Она просыпается в смурном настроении, испытывая не облегчение, а скорее недоумение от того, что жива, сонно моргая, оглядывает спальню. Замечает брошенный поперек банкетки пеньюар - и он тоже останется…
Иманд давно встал. С возрастом он, всегда любивший поспать, стал просыпаться раньше нее. Носится небось сейчас верхом по парку, взрывая свежую мягкую порошу. А может уже вернулся и ждет ее с ранним завтраком, чтоб ехать потом в Юшхольм, где в маленькой приходской церкви пройдет немноголюдная панихида и прощание с 92-летним стариком - некогда блистательным полководцем, победоносным лидером консерваторов, самым изворотливым из ее премьер-министров и законченным алкоголиком, сумевшим, однако, побороть пагубную страсть. В последние годы он тихо жил на шхерах близ Юшхольма, никуда не выезжая, ни во что не вмешиваясь. Том за томом сочинял мемуары, не утруждая себя их изданием, не нуждаясь в славе, а только в том, чтоб день за днем оживлять в памяти незабвенные годы, когда был молод, любим, силен.
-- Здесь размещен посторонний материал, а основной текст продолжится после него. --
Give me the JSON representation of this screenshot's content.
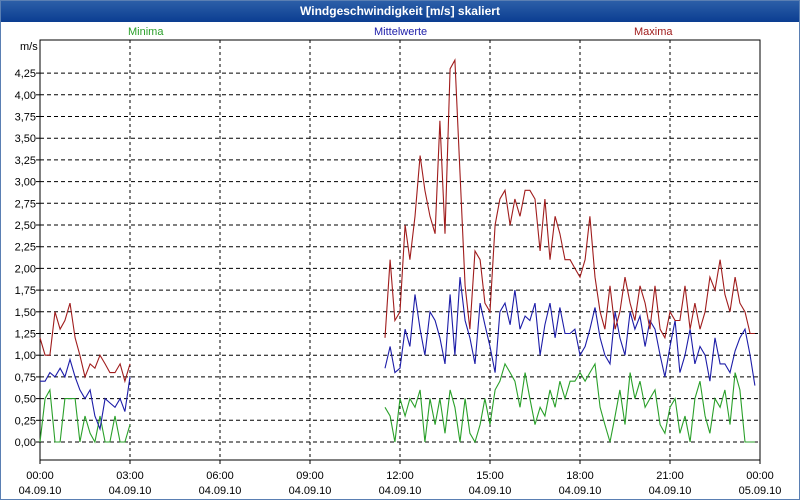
{
  "window": {
    "title": "Windgeschwindigkeit [m/s] skaliert"
  },
  "chart_data": {
    "type": "line",
    "title": "Windgeschwindigkeit [m/s] skaliert",
    "ylabel": "m/s",
    "xlabel": "",
    "ylim": [
      -0.2,
      4.6
    ],
    "xlim": [
      0,
      24
    ],
    "grid": true,
    "legend_placement": "top",
    "y_ticks": [
      "0,00",
      "0,25",
      "0,50",
      "0,75",
      "1,00",
      "1,25",
      "1,50",
      "1,75",
      "2,00",
      "2,25",
      "2,50",
      "2,75",
      "3,00",
      "3,25",
      "3,50",
      "3,75",
      "4,00",
      "4,25"
    ],
    "x_ticks": [
      {
        "time": "00:00",
        "date": "04.09.10"
      },
      {
        "time": "03:00",
        "date": "04.09.10"
      },
      {
        "time": "06:00",
        "date": "04.09.10"
      },
      {
        "time": "09:00",
        "date": "04.09.10"
      },
      {
        "time": "12:00",
        "date": "04.09.10"
      },
      {
        "time": "15:00",
        "date": "04.09.10"
      },
      {
        "time": "18:00",
        "date": "04.09.10"
      },
      {
        "time": "21:00",
        "date": "04.09.10"
      },
      {
        "time": "00:00",
        "date": "05.09.10"
      }
    ],
    "series": [
      {
        "name": "Minima",
        "color": "#2aa02a",
        "segments": [
          {
            "x": [
              0,
              0.17,
              0.33,
              0.5,
              0.67,
              0.83,
              1,
              1.17,
              1.33,
              1.5,
              1.67,
              1.83,
              2,
              2.17,
              2.33,
              2.5,
              2.67,
              2.83,
              3
            ],
            "y": [
              0,
              0.5,
              0.6,
              0,
              0,
              0.5,
              0.5,
              0.5,
              0,
              0.3,
              0.1,
              0,
              0.3,
              0,
              0,
              0.3,
              0,
              0,
              0.2
            ]
          },
          {
            "x": [
              11.5,
              11.67,
              11.83,
              12,
              12.17,
              12.33,
              12.5,
              12.67,
              12.83,
              13,
              13.17,
              13.33,
              13.5,
              13.67,
              13.83,
              14,
              14.17,
              14.33,
              14.5,
              14.67,
              14.83,
              15,
              15.17,
              15.33,
              15.5,
              15.67,
              15.83,
              16,
              16.17,
              16.33,
              16.5,
              16.67,
              16.83,
              17,
              17.17,
              17.33,
              17.5,
              17.67,
              17.83,
              18,
              18.17,
              18.33,
              18.5,
              18.67,
              18.83,
              19,
              19.17,
              19.33,
              19.5,
              19.67,
              19.83,
              20,
              20.17,
              20.33,
              20.5,
              20.67,
              20.83,
              21,
              21.17,
              21.33,
              21.5,
              21.67,
              21.83,
              22,
              22.17,
              22.33,
              22.5,
              22.67,
              22.83,
              23,
              23.17,
              23.33,
              23.5,
              23.67,
              23.83
            ],
            "y": [
              0.4,
              0.3,
              0,
              0.5,
              0.3,
              0.5,
              0.4,
              0.6,
              0,
              0.5,
              0.2,
              0.5,
              0.1,
              0.6,
              0.4,
              0,
              0.5,
              0.1,
              0,
              0.2,
              0.5,
              0.2,
              0.6,
              0.7,
              0.9,
              0.8,
              0.7,
              0.4,
              0.8,
              0.5,
              0.2,
              0.4,
              0.3,
              0.6,
              0.4,
              0.7,
              0.5,
              0.7,
              0.7,
              0.8,
              0.7,
              0.8,
              0.9,
              0.4,
              0.2,
              0,
              0.3,
              0.6,
              0.2,
              0.8,
              0.5,
              0.7,
              0.4,
              0.5,
              0.6,
              0.2,
              0.1,
              0.4,
              0.5,
              0.1,
              0.3,
              0,
              0.5,
              0.7,
              0.3,
              0.1,
              0.5,
              0.4,
              0.6,
              0.2,
              0.8,
              0.6,
              0,
              0,
              0
            ]
          }
        ]
      },
      {
        "name": "Mittelwerte",
        "color": "#1c1ca8",
        "segments": [
          {
            "x": [
              0,
              0.17,
              0.33,
              0.5,
              0.67,
              0.83,
              1,
              1.17,
              1.33,
              1.5,
              1.67,
              1.83,
              2,
              2.17,
              2.33,
              2.5,
              2.67,
              2.83,
              3
            ],
            "y": [
              0.7,
              0.7,
              0.8,
              0.75,
              0.85,
              0.75,
              0.95,
              0.75,
              0.6,
              0.5,
              0.6,
              0.3,
              0.15,
              0.5,
              0.45,
              0.4,
              0.5,
              0.35,
              0.75
            ]
          },
          {
            "x": [
              11.5,
              11.67,
              11.83,
              12,
              12.17,
              12.33,
              12.5,
              12.67,
              12.83,
              13,
              13.17,
              13.33,
              13.5,
              13.67,
              13.83,
              14,
              14.17,
              14.33,
              14.5,
              14.67,
              14.83,
              15,
              15.17,
              15.33,
              15.5,
              15.67,
              15.83,
              16,
              16.17,
              16.33,
              16.5,
              16.67,
              16.83,
              17,
              17.17,
              17.33,
              17.5,
              17.67,
              17.83,
              18,
              18.17,
              18.33,
              18.5,
              18.67,
              18.83,
              19,
              19.17,
              19.33,
              19.5,
              19.67,
              19.83,
              20,
              20.17,
              20.33,
              20.5,
              20.67,
              20.83,
              21,
              21.17,
              21.33,
              21.5,
              21.67,
              21.83,
              22,
              22.17,
              22.33,
              22.5,
              22.67,
              22.83,
              23,
              23.17,
              23.33,
              23.5,
              23.67,
              23.83
            ],
            "y": [
              0.85,
              1.1,
              0.8,
              0.85,
              1.3,
              1.1,
              1.7,
              1.3,
              1.0,
              1.5,
              1.4,
              1.2,
              0.9,
              1.7,
              1.0,
              1.9,
              1.4,
              1.2,
              0.9,
              1.6,
              1.35,
              1.1,
              0.8,
              1.5,
              1.6,
              1.35,
              1.75,
              1.3,
              1.45,
              1.4,
              1.6,
              1.0,
              1.35,
              1.6,
              1.2,
              1.55,
              1.25,
              1.25,
              1.3,
              1.0,
              1.1,
              1.3,
              1.55,
              1.2,
              1.0,
              0.9,
              1.5,
              1.2,
              1.0,
              1.5,
              1.3,
              1.45,
              1.1,
              1.4,
              1.3,
              1.0,
              0.75,
              1.1,
              1.4,
              0.8,
              1.0,
              1.3,
              0.9,
              1.1,
              1.0,
              0.7,
              1.2,
              0.9,
              0.9,
              0.8,
              1.05,
              1.2,
              1.3,
              1.0,
              0.65
            ]
          }
        ]
      },
      {
        "name": "Maxima",
        "color": "#a01c1c",
        "segments": [
          {
            "x": [
              0,
              0.17,
              0.33,
              0.5,
              0.67,
              0.83,
              1,
              1.17,
              1.33,
              1.5,
              1.67,
              1.83,
              2,
              2.17,
              2.33,
              2.5,
              2.67,
              2.83,
              3
            ],
            "y": [
              1.2,
              1.0,
              1.0,
              1.5,
              1.3,
              1.4,
              1.6,
              1.2,
              1.0,
              0.75,
              0.9,
              0.85,
              1.0,
              0.9,
              0.8,
              0.8,
              0.9,
              0.7,
              0.9
            ]
          },
          {
            "x": [
              11.5,
              11.67,
              11.83,
              12,
              12.17,
              12.33,
              12.5,
              12.67,
              12.83,
              13,
              13.17,
              13.33,
              13.5,
              13.67,
              13.83,
              14,
              14.17,
              14.33,
              14.5,
              14.67,
              14.83,
              15,
              15.17,
              15.33,
              15.5,
              15.67,
              15.83,
              16,
              16.17,
              16.33,
              16.5,
              16.67,
              16.83,
              17,
              17.17,
              17.33,
              17.5,
              17.67,
              17.83,
              18,
              18.17,
              18.33,
              18.5,
              18.67,
              18.83,
              19,
              19.17,
              19.33,
              19.5,
              19.67,
              19.83,
              20,
              20.17,
              20.33,
              20.5,
              20.67,
              20.83,
              21,
              21.17,
              21.33,
              21.5,
              21.67,
              21.83,
              22,
              22.17,
              22.33,
              22.5,
              22.67,
              22.83,
              23,
              23.17,
              23.33,
              23.5,
              23.67,
              23.83
            ],
            "y": [
              1.2,
              2.1,
              1.4,
              1.5,
              2.5,
              2.1,
              2.6,
              3.3,
              2.9,
              2.6,
              2.4,
              3.7,
              2.4,
              4.3,
              4.4,
              3.1,
              1.8,
              1.3,
              2.2,
              2.1,
              1.6,
              1.5,
              2.5,
              2.8,
              2.9,
              2.5,
              2.8,
              2.6,
              2.9,
              2.9,
              2.8,
              2.2,
              2.8,
              2.1,
              2.6,
              2.4,
              2.1,
              2.1,
              2.0,
              1.9,
              2.1,
              2.6,
              1.9,
              1.5,
              1.3,
              1.8,
              1.3,
              1.5,
              1.9,
              1.6,
              1.4,
              1.8,
              1.6,
              1.3,
              1.8,
              1.3,
              1.2,
              1.5,
              1.4,
              1.4,
              1.8,
              1.3,
              1.6,
              1.3,
              1.5,
              1.9,
              1.75,
              2.1,
              1.7,
              1.5,
              1.9,
              1.6,
              1.5,
              1.25,
              1.25
            ]
          }
        ]
      }
    ]
  }
}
Иманд как-то заметил ей, что понимает тягу генерала к писанию, мол, прожитая жизнь всегда отчасти недопрожитая, упущенная, недоиспользованная. И она ломится в сознание - жаждет быть выжатой до последней капли, требует: проживи меня - полнее, глубже, ярче, исчерпай всю, выбери до донышка. И память вкупе с воображением компенсирует нашу неспособность вбирать жизнь целиком, позволяя догонять самих себя, как Ахиллес свою черепаху.
Он понял это очень рано, впервые испытав тоску по родине среди томительно-чужих Виндхукских пейзажей: диковинной смеси немецкой колониальной архитектуры и остекленных высоток, красующихся на фоне ослепительно синего африканского неба с грубо вылепленными пастозными облаками. От этой тоски и повелись тогда их ночные разговоры с Иржиком, иногда остававшимся ночевать. Лежа рядышком на разложенном диване, не спали до рассвета, подталкивая друг дружку локтями: «А помнишь, помнишь?..»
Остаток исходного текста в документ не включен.